The determination of the volatiles according to the invention shortens the determination time compared to the flash point from 1/2 hour to 5 to 10 minutes. Removes solvent handling and open fire. It enables the automation of the determination of volatiles and increases the consistency of the determination to - 0,5% of the volatile matter content.

As a first example of the application of the present invention, the determination of petrol and diesel in motor oils is provided. Motor oils can be classified according to viscosity or operating characteristics given by the type and amount of additives contained in them. Multigrade oils contain a significant amount of additives that move the basic tension of pure oil towards higher values. The determination of the gasoline content in all types of oils leads to clear results regardless of the type of engine oil, since the signal separation of the n-heptane, octane and toluene hydrocarbons from the pure oil reference line is already significant at concentrations of 0.1%.

Example 1

For diesel fuel, which is a mixture of hydrocarbons boiling in the range of approximately 150 ° C to 360 ° C, it is necessary to take into account the oil type and construct a calibration graph for each oil type, since the overall tension of diesel compared to petrol is several times lower and affected especially by the partial vapor pressure of aromatic hydrocarbons. An example of an isothermal determination of diesel fuel in M6AD oil is shown in Figure 1, where the oil was allowed to warm to 21.5 ° C and the oil amount was 20 ml and the air flow rate was 2.5 l / min. An oxide-type semiconductor sensor consisting of SnCl 2, Al 2 O 2, I 1 O 2, with Pt-doping was used for detection. This sensor is characterized in that it changes its resistance depending on the concentration of oxidizable gases and vapors in the passing air. In the evaluation electrical circuit, a change in the resistance of the semiconductor sensor is converted to a signal, such as a voltage or frequency, that is recorded on the line recorder of FIG. 1. The transient characteristics of FIG. In the working cycle until clean air passes through the sensor and the response is the sensor reference line, to which other measured values relate.
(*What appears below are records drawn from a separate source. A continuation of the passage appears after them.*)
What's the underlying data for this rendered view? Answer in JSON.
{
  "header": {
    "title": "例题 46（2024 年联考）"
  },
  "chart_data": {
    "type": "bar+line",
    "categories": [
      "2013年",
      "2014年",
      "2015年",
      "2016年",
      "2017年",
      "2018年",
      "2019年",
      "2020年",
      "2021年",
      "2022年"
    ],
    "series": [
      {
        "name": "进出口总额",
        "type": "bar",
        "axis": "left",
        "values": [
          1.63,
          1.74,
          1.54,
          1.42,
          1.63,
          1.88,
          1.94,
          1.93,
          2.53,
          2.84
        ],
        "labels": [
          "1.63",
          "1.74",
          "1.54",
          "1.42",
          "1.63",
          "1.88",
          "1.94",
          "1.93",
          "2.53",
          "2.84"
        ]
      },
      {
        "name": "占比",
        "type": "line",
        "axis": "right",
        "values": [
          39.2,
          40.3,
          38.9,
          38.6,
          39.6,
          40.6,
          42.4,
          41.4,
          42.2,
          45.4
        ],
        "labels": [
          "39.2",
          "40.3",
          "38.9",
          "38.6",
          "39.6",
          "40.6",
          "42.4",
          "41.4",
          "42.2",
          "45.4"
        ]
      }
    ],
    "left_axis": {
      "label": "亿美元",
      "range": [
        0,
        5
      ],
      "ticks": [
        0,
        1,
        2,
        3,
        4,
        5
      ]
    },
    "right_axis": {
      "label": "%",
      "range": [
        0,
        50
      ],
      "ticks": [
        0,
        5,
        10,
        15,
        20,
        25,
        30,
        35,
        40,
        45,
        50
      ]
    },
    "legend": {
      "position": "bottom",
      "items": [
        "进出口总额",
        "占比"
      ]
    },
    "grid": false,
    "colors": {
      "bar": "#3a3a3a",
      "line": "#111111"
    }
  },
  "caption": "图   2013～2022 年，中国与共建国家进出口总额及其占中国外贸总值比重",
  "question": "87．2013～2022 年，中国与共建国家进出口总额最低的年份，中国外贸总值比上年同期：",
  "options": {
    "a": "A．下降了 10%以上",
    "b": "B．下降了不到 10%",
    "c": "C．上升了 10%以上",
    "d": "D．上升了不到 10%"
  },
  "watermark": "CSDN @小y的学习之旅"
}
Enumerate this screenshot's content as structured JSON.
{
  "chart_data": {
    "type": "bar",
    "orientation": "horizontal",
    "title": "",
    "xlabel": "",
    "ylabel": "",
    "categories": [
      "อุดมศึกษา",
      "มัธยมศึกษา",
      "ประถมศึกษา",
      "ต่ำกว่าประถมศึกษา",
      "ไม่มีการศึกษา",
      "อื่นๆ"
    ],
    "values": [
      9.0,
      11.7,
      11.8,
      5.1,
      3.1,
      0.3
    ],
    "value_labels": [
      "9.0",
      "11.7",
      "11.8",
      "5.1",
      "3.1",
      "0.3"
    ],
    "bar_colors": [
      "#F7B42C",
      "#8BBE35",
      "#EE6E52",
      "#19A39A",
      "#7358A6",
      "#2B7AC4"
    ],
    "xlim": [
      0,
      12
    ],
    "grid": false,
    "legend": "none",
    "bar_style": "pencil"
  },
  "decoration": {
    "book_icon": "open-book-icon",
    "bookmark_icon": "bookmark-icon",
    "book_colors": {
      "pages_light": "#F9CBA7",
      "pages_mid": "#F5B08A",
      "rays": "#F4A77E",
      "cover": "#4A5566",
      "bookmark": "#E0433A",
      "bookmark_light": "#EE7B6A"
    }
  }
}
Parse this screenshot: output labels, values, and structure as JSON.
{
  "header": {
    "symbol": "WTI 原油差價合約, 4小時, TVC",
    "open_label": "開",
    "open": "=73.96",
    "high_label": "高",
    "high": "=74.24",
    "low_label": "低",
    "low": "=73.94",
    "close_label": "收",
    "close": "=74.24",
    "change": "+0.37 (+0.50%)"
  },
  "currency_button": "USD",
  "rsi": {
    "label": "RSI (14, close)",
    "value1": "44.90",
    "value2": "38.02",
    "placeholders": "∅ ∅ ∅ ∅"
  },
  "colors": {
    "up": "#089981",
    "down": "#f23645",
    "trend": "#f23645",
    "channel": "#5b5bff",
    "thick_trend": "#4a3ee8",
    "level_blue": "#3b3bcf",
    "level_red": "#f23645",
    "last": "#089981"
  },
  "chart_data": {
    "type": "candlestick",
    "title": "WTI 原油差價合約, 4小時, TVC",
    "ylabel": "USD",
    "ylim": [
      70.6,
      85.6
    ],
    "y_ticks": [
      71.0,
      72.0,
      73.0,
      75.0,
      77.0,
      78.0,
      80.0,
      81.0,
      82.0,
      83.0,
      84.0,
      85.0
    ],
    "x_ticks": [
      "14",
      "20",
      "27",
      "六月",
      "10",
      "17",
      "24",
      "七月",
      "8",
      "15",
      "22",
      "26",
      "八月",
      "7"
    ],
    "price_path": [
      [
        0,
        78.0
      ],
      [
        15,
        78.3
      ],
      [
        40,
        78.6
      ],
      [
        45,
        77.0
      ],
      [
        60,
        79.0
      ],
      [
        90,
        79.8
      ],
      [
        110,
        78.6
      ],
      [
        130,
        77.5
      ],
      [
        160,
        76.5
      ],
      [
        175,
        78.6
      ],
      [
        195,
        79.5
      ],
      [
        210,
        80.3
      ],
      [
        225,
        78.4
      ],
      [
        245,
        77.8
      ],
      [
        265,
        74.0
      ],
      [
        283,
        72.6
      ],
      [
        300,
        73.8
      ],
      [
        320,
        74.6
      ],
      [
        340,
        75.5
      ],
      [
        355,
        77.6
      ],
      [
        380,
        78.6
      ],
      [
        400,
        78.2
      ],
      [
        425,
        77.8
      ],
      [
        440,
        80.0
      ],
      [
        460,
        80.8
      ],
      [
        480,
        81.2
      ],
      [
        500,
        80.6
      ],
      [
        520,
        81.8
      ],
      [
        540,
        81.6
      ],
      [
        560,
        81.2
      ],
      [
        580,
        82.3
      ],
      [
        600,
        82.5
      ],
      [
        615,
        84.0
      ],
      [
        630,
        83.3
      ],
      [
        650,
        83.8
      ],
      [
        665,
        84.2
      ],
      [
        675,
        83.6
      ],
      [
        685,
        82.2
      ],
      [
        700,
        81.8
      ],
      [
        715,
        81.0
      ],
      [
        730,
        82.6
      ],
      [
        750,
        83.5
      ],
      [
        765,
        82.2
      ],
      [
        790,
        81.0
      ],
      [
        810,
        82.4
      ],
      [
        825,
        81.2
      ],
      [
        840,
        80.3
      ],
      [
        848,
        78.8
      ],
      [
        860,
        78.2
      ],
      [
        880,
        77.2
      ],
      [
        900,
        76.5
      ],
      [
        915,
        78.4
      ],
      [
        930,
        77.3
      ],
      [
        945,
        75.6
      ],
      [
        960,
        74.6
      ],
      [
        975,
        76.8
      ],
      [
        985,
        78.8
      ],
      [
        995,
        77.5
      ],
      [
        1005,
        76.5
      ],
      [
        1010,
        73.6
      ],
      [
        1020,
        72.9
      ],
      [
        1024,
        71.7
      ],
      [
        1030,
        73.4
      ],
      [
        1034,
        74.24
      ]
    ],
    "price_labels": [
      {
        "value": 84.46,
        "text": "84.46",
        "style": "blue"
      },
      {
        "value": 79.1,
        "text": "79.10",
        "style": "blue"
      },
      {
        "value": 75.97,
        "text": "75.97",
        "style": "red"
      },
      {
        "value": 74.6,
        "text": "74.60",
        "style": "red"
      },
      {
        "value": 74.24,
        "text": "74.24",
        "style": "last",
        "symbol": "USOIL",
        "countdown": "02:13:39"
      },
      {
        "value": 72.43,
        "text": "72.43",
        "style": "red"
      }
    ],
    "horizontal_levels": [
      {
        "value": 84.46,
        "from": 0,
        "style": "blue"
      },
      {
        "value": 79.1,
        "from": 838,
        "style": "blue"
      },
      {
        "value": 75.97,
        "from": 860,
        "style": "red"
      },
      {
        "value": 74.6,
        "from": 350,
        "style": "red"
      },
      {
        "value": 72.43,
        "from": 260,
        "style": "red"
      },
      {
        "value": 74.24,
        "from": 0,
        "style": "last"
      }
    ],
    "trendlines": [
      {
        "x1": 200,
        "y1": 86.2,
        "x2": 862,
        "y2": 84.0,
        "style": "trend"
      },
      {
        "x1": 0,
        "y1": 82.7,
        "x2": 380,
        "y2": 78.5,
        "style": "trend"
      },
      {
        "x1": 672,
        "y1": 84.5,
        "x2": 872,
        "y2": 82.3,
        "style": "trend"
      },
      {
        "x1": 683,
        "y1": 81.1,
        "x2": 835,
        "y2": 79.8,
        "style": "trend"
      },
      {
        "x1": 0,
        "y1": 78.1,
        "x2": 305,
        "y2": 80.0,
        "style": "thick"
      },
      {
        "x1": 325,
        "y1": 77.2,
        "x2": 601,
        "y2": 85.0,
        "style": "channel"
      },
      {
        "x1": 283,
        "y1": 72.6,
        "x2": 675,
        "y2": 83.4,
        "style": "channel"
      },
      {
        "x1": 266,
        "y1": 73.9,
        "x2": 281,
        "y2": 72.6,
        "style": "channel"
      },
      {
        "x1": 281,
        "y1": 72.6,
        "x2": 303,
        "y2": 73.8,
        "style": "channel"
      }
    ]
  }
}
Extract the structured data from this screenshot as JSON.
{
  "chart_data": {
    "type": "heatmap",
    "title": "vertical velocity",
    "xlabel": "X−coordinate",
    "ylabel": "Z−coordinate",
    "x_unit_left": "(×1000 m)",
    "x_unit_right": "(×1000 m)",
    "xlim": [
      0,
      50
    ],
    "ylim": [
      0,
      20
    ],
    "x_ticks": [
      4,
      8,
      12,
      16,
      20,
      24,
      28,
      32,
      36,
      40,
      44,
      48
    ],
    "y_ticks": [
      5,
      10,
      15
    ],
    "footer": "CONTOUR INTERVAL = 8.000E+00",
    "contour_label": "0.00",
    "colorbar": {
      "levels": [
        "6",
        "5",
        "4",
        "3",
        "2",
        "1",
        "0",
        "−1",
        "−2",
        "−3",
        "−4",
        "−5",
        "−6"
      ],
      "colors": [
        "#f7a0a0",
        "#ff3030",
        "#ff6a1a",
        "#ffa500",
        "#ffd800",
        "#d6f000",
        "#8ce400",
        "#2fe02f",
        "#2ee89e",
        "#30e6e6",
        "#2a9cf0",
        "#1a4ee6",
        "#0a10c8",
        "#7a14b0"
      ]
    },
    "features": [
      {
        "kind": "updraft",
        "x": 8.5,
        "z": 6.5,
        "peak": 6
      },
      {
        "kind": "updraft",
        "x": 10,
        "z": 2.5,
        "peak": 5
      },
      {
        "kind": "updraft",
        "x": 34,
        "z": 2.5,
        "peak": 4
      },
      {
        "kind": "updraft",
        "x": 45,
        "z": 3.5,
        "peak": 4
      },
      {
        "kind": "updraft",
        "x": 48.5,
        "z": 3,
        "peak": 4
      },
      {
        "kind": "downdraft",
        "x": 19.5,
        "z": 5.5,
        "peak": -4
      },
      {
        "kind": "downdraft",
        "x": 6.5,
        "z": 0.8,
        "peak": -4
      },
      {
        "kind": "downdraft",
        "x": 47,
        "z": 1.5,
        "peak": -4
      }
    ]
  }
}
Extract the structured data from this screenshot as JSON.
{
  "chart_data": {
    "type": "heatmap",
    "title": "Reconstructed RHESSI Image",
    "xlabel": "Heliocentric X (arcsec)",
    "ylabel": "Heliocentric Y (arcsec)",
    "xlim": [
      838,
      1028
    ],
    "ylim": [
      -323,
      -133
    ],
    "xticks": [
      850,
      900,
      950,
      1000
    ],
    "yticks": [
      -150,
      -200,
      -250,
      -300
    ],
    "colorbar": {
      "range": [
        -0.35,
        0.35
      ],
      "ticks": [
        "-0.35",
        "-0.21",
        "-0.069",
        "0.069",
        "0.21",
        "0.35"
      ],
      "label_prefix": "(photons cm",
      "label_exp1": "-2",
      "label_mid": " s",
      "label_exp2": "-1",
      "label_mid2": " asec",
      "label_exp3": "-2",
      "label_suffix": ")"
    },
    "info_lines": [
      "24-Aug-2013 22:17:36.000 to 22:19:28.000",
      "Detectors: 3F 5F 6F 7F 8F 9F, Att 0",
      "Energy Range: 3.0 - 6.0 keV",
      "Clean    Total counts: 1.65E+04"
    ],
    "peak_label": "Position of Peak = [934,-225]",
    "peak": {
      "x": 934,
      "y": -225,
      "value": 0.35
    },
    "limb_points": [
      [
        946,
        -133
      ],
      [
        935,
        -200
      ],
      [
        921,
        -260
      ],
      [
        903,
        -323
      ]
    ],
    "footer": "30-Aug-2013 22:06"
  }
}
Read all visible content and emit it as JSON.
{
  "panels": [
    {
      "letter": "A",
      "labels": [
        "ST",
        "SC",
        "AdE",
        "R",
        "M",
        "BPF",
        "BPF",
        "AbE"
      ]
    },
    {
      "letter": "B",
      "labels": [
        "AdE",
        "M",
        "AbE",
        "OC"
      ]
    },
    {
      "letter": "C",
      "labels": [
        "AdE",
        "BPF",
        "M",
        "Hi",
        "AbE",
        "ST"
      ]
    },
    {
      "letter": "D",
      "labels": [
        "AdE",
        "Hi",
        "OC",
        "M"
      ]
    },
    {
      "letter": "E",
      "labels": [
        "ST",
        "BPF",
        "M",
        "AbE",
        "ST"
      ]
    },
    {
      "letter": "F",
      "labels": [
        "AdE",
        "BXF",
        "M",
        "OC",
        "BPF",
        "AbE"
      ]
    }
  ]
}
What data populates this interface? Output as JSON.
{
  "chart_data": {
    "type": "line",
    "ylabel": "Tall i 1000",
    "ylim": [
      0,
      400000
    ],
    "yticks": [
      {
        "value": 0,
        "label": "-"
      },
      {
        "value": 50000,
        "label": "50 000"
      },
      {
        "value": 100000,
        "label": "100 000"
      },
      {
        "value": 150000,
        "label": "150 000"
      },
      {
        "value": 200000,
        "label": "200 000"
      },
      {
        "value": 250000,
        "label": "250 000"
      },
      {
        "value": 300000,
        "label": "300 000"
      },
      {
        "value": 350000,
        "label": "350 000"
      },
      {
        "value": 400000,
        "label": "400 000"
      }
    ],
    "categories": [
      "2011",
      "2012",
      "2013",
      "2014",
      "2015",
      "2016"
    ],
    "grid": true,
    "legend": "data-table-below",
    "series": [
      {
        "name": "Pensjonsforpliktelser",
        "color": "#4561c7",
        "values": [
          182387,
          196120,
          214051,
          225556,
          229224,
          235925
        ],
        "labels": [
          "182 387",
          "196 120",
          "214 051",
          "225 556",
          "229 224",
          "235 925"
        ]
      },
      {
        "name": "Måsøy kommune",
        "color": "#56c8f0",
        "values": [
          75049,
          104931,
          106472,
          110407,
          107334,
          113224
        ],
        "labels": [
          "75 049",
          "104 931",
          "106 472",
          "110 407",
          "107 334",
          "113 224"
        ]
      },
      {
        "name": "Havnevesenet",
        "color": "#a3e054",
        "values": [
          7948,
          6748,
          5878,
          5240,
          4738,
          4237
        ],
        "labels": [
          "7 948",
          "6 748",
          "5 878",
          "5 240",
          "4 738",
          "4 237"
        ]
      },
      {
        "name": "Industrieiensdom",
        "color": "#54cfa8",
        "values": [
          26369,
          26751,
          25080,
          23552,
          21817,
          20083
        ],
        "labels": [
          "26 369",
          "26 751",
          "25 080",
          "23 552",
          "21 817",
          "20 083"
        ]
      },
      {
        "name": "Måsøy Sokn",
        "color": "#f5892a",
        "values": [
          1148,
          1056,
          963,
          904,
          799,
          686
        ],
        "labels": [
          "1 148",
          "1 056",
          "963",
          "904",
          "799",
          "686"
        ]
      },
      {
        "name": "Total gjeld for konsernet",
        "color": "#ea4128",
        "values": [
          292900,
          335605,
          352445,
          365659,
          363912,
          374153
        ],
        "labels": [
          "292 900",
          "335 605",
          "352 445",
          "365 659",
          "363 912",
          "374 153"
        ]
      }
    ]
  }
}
In the working cycle T 1 ^T 3, the air passes through the desorption vessel with pure oil and the notation represents the desorption transition characteristic. In the section up to desorption takes place mainly from the connecting hoses and the sensor. The last section T1 represents the transient oil characteristic of 1% diesel fuel. The calibration curve obtained from steady-state conditions for the various concentrations of diesel in M6AD oil is shown in Figure 2. Using the calibration curve, the total partial pressure of volatile hydrocarbons contained in the passing air or the concentration of volatile hydrocarbons contained in the test sample can be read from the measured voltage. oils. In this case, the voltage at the sensor evaluation circuit was 60 mV, corresponding to a concentration of 1.5% of the diesel fuel content in M6AD oil.

Example 2

Similarly, n-heptane in sunflower oil was determined. This method can be used industrially to determine residual extraction solvents in vegetable oils. The sensitivity of this assay is 0.01% n-heptane in oil, the baseline of pure unoxidized sunflower oil is close to the air reference line.

Claims (1)

Method for the determination of volatile hydrocarbons in oils, characterized in that the alternating test oil and the reference sample are contacted with carrier air under isothermal conditions, after reaching the equilibrium saturation state of the volatile hydrocarbon vapor in the carrier air, the carrier air is contacted with the sensors, depending on the partial pressure of the volatile hydrocarbons contained in the carrier air, the signal value on the sensor evaluation circuit varies, and the difference in the evaluation circuit signal on contact with the carrier air containing the volatile hydrocarbons from the oil under test and the reference sample determines the difference in volatile hydrocarbon partial pressures volatile hydrocarbons in the oil to be tested.